Nie unikniemy jednak założenia rachunku maklerskiego. Żeby kupić notowane na giełdzie ETF, trzeba skorzystać z usług biura maklerskiego. To kolejna różnica w porównaniu z tradycyjnymi funduszami inwestycyjnymi otwartymi, których jednostki kupuje się z pominięciem takiego rachunku. Podatek od zysków z tradycyjnych funduszy otwartych odprowadza za swojego klienta instytucja zarządzająca funduszem. Jednostki ETF są notowane na giełdzie, zyski z ich sprzedaży rozliczymy więc tak samo jak zyski z giełdy, samodzielnie wypełniając zeznanie PIT-38. Pomoże nam w tym otrzymana od biura maklerskiego informacja PIT-8C.

Dywidenda bez PIT

– Fundusze oparte na indeksach WIG20 i S & P 500 będą wypłacały dywidendy, w funduszu naśladującym DAX są one reinwestowane do funduszu – mówi Aleksandra Kosmulska.

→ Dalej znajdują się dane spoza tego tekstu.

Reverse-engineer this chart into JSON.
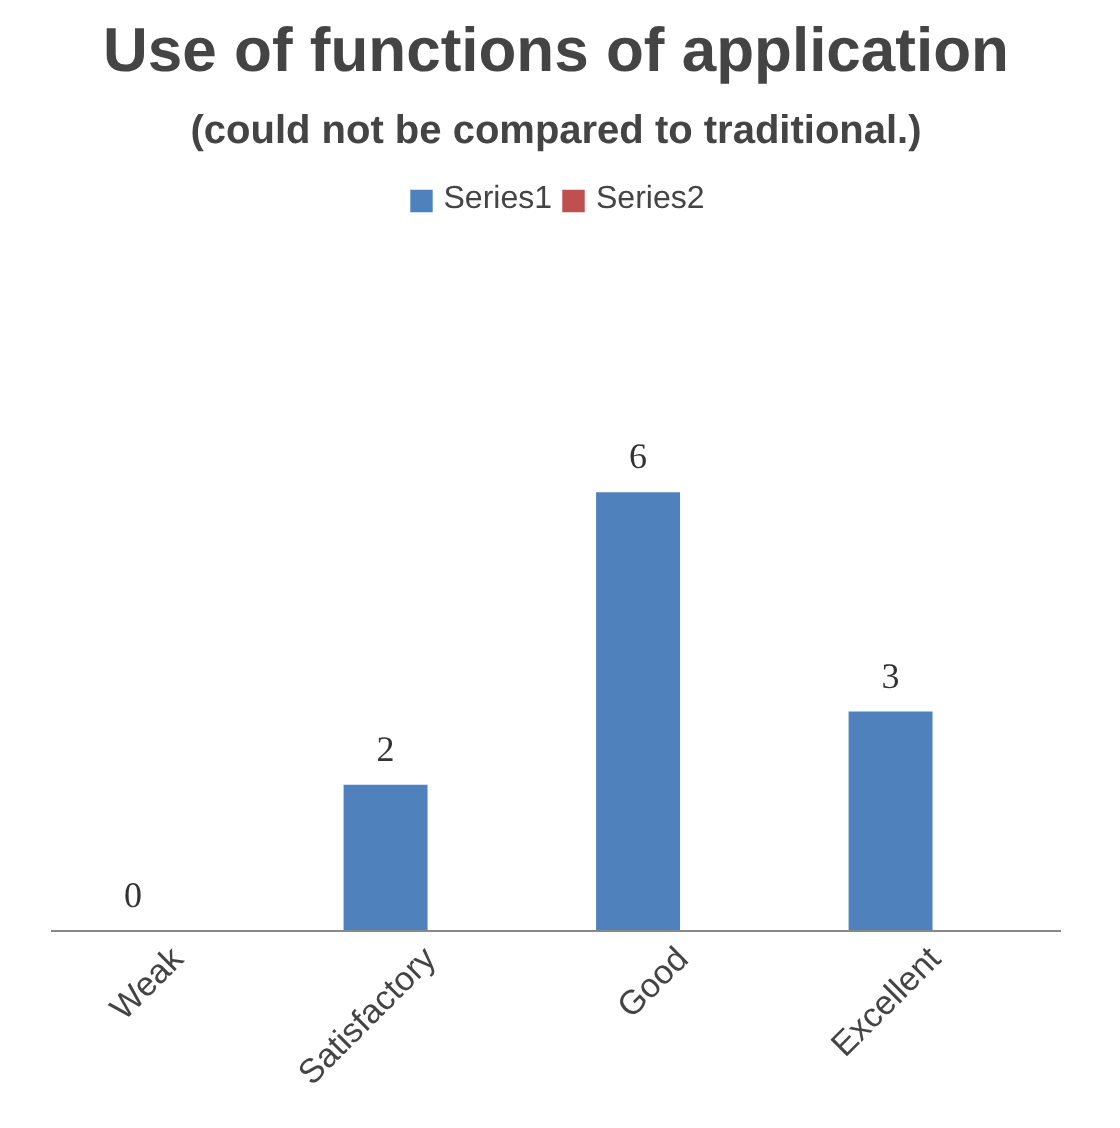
{
  "chart_data": {
    "type": "bar",
    "title": "Use of functions of application",
    "subtitle": "(could not be compared to traditional.)",
    "categories": [
      "Weak",
      "Satisfactory",
      "Good",
      "Excellent"
    ],
    "series": [
      {
        "name": "Series1",
        "color": "#4f81bd",
        "values": [
          0,
          2,
          6,
          3
        ]
      },
      {
        "name": "Series2",
        "color": "#c0504d",
        "values": [
          null,
          null,
          null,
          null
        ]
      }
    ],
    "data_labels": true,
    "legend": "top",
    "grid": false
  }
}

Jaki podatek zapłacimy od tych wypłat? Notowane na warszawskiej giełdzie ETF są zarejestrowane w Luksemburgu. Polskę wiąże z tym krajem umowa o unikaniu podwójnego opodatkowania. Przewiduje ona brak daniny w Polsce, gdy mogła być pobrana w Luksemburgu, który rezygnuje z poboru. Dzięki temu posiadacze ETF mogą w ogóle nie zapłacić podatku od dywidendy.

ETF to nowość i nie ukształtowała się jeszcze praktyka ich opodatkowania. Jeśli organy potwierdzą brak podatku od dywidendy, może się okazać, że drobni gracze giełdowi, inwestujący tylko kilkaset złotych, skorzystają z możliwości zarezerwowanych dotychczas dla sporych spółek rejestrujących fundusze za granicą.

masz pytanie, wyślij e-mail do autora m.maj@rp.pl

Arkadiusz Gliniecki - doradca podatkowy, starszy menedżer w firmie doradczej KPMG

ETF mogą sprawić, że z możliwości optymalizacji podatkowej  wynikającej z polsko-luksemburskiej umowy będą mogły skorzystać osoby mniej zamożne. Dotychczasowe  jej stosowanie upoważnia do wniosków, że również dywidendy wypłacane polskim rezydentom podatkowym przez ETF  zarejestrowane w Luksemburgu powinny być wyłączone z opodatkowania w Polsce (jeżeli  podlegają opodatkowaniu w Luksemburgu), chociaż praktyka w tym zakresie dopiero się ukształtuje. Jednak nawet jeśli będzie ona korzystna dla inwestorów, nie można wykluczać zmian,  ponieważ Ministerstwo Finansów jest na tym polu bardzo aktywne. Niedawno poinformowało o renegocjacji umowy z Cyprem.